What does one mean when they say that a certain "subspace" of quadrics has dimension $d$?
Specifically, let $\mathbb{P}^1(\mathbb{C})\rightarrow \mathbb{P}^3(\mathbb{C})$ be given by $[X_0:X_1]\mapsto [X_0^3:X_0^2X_1: X_0X_1^2:X_1^3]=[Y_0:Y_1:Y_2:Y_3]$. The image of this map is obviously contained in the zero locus of each of the three polynomials $Y_0Y_3-Y_1Y_2$, $Y_0Y_2-Y_1^2$, $Y_1Y_3-Y_2^2$. What does it mean that the space of quadrics that contain the image is three-dimensional? Do quadrics form a vector space or something? I can understand that the set of quadrics is closed under scalar multiplication, but what about addition? Also, if there is a notion of dimension, then there must be a notion of basis. Do the quadrics defined by the polynomials above form a basis of the space mentioned? Why or why not? And what is a basis in this case?

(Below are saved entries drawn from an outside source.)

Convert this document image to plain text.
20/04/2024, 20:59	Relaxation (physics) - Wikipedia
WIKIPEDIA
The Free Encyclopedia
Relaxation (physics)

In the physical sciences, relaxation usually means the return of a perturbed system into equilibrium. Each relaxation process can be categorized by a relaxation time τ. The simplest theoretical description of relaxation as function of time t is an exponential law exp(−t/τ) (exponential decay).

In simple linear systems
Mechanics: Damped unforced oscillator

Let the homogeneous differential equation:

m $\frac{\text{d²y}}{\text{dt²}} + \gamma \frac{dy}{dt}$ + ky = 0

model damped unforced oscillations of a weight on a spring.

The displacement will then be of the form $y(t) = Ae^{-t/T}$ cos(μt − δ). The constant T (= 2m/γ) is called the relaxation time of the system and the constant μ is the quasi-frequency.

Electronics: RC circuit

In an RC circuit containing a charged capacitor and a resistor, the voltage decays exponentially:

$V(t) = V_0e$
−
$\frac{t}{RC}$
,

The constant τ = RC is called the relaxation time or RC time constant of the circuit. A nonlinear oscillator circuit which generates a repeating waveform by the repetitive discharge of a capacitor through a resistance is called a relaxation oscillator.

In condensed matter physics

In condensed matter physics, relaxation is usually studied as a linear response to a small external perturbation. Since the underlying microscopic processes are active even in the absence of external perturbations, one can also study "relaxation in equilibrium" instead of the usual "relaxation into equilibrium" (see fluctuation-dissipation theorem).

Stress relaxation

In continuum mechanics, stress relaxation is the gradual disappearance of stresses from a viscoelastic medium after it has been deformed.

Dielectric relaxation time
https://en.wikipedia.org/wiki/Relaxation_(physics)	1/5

The "space of quadrics" in $\mathbb P^3$ is the space of homogeneous polynomials in $\mathbb C[Y_0,Y_1,Y_2,Y_3]$ of degree $2$, and can be identified with the vector space of global sections $$V_2=H^0(\mathbb P^3,\mathcal O_{\mathbb P^3}(2)),$$ which has dimension $$\dim V_2=\binom{3+2}{3}=10.$$ The quadric surface corresponding to $f\in V_2$ is the projective variety $$V_+(f)=\{f=0\}\subset \mathbb P^3.$$
Let $C\subset \mathbb P^3$ be the image of the map $\mathbb P^1\to \mathbb P^3$ that you described. As you know this is a twisted cubic curve, which means it is a smooth rational degree $3$ curve in $\mathbb P^3$. Consider the exact sequence $$0\to \mathscr I_C\to \mathcal O_{\mathbb P^3}\to \mathcal O_C\to 0$$ defining the closed immersion $C\subset \mathbb P^3$. Twisting by $\mathcal O_{\mathbb P^3}(2)$ and taking global sections yields a short exact sequence of vector spaces $$0\to H^0(\mathbb P^3,\mathscr I_C(2))\to V_2\to H^0(\mathbb P^3,\mathcal O_C(2))\to 0.$$ The kernel, $H^0(\mathbb P^3,\mathscr I_C(2))$, is the space of quadrics containing $C$. Indeed, the surjection $V_2\to H^0(\mathbb P^3,\mathcal O_C(2))$ is the restriction map $f\mapsto f|_C$, and a surface $V_+(f)$ contains $C$ if and only if its defining equation vanishes identically on $C$, i.e. $f|_C=0$. Since $$H^0(\mathbb P^3,\mathcal O_C(2))\cong H^0(\mathbb P^1,\mathcal O_{\mathbb P^1}(6))\cong\mathbb C^7,$$ the kernel $H^0(\mathbb P^3,\mathscr I_C(2))$ is indeed $3$-dimensional, generated by the sections you mention.
Added (Thanks Georges!): To show $V_2\to H^0(\mathbb P^3,\mathcal O_C(2))$ is surjective, we have to show that for every homogeneous polynomial $h(u,v)$ of degree $6$, there is a homogeneous polynomial $g(Y_0,Y_1,Y_2,Y_3)$ of degree $2$ such that $h(u,v)=g(u^3,u^2v,uv^2,v^3)$. The space containing the $h$'s is spanned by the monomials $h_i(u,v)=u^iv^{6-i}$, for $0\leq 0\leq 6$. We can divide by $3$ and write $$i=3p+q,\qquad 6-i=3p'+q',$$ with $0\leq q,q'\leq 2$ and $q+q'\equiv 0\bmod 3$. Then $h_i(u,v)=(u^3)^p(v^3)^{p'}u^qv^{q'}$. This direct argument can be found in this paper by Ottaviani, but generalizes to the statement that the rational normal curve in $\mathbb P^n$ is projectively normal, that is, it is normal and satisfies $H^1(\mathbb P^n,\mathscr I(d))=0$ for all $d\geq 0$. Another class of projective varieties $X\subset \mathbb P^r$ for which the restriction maps $H^0(\mathbb P^r,\mathcal O_{\mathbb P^r}(d))\to H^0(X,\mathcal O_{X}(d))$ are onto is that of complete intersections (which the twisted cubic is not).